International media highlight Vietnam’s growing appeal for FDI
VOV.VN - International media have assessed the Vietnamese economy as maintaining strong growth momentum in 2025, with the country increasingly viewed as a bright spot in the region.
A rising economic profile
In January 2026, several international news outlets published upbeat assessments of Vietnam’s economic performance, focusing on growth results in 2025 and the foundations underpinning that momentum.
Reuters reported that Vietnam recorded economic growth of 8% in 2025, higher than the previous year, pointing to notable resilience and expansion. The nation continues to be identified as an important link in global supply chains, particularly for electronics, textiles and footwear.

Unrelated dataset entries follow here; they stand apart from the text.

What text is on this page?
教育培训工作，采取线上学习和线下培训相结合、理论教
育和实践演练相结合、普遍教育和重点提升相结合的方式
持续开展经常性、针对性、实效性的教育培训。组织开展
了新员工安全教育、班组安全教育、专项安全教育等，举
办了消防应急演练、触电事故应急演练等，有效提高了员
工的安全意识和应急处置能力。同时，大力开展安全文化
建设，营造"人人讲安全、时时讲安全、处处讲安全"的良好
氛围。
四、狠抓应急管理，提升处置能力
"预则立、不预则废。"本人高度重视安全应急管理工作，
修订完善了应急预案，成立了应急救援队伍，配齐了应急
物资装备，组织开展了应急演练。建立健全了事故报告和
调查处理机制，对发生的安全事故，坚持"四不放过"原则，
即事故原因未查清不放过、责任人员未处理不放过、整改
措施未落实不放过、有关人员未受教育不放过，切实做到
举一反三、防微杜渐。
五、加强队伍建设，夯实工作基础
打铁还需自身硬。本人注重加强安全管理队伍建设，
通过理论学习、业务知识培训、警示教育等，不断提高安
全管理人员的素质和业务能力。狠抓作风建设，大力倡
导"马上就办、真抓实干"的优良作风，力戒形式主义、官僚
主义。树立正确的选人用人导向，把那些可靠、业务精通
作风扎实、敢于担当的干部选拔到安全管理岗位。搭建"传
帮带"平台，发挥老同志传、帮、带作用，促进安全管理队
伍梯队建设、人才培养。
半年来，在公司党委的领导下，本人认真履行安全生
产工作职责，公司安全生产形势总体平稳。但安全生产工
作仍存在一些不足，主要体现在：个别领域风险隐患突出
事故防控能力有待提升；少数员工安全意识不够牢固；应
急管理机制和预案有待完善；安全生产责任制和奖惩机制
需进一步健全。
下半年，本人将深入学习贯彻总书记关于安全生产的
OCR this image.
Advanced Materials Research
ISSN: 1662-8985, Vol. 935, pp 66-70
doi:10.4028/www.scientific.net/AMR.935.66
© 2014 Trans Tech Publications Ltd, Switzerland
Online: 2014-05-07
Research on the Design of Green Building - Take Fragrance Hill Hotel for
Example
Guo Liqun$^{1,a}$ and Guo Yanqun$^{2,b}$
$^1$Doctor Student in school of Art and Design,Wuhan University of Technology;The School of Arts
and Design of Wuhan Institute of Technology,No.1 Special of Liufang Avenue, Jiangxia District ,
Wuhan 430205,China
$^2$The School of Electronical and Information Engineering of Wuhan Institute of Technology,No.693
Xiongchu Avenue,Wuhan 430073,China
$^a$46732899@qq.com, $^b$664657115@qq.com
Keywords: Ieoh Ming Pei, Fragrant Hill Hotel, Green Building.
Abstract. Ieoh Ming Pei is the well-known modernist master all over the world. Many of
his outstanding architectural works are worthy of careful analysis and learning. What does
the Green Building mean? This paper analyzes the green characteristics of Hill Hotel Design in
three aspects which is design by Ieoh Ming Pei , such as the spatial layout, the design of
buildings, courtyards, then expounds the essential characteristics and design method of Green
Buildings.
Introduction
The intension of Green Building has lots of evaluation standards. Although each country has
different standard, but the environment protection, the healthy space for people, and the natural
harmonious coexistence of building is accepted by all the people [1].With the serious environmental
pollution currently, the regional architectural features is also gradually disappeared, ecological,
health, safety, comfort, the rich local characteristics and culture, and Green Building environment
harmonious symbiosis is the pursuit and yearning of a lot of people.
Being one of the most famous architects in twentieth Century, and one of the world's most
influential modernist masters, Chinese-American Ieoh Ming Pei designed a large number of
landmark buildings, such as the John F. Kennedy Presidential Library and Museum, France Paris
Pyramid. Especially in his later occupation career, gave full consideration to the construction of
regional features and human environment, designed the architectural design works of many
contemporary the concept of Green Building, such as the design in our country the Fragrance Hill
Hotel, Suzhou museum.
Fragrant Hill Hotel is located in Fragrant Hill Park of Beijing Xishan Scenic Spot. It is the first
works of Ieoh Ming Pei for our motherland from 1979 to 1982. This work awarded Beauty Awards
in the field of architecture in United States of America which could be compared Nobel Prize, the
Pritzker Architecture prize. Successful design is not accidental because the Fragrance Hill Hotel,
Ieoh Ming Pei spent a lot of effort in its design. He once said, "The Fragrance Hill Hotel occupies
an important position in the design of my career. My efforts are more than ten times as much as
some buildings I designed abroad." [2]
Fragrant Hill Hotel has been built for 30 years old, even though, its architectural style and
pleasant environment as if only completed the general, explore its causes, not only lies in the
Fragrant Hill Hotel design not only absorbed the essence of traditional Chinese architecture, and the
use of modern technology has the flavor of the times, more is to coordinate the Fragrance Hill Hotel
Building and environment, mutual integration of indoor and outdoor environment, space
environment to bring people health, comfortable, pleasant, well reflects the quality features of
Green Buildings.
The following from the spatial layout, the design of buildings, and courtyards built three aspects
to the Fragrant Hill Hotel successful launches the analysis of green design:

The presence of multinational corporations such as Samsung, Apple and Nike, combined with manufacturing in Vietnam for export to major markets, demonstrates the country’s increasingly visible role in international production networks. Reuters also noted that growth in 2025 was supported by domestic consumption and public spending on infrastructure, indicating efforts to rebalance the growth model toward greater sustainability.
Bloomberg said Vietnam’s economy expanded faster than expected, supported by simultaneous improvements in manufacturing, investment and trade. Lending policies, state support, a weaker currency and a strong recovery in tourism were cited as factors underpinning Vietnam’s standing among the world’s fastest-growing economies.
Agence France-Presse continued to describe Vietnam as an Asian “success story,” noting that the economy sustained growth despite risks stemming from new US tariff measures.
According to AFP, domestic consumption, business investment and public spending have helped sustain momentum, reflecting a solid foundation and a policy orientation supportive of the private sector.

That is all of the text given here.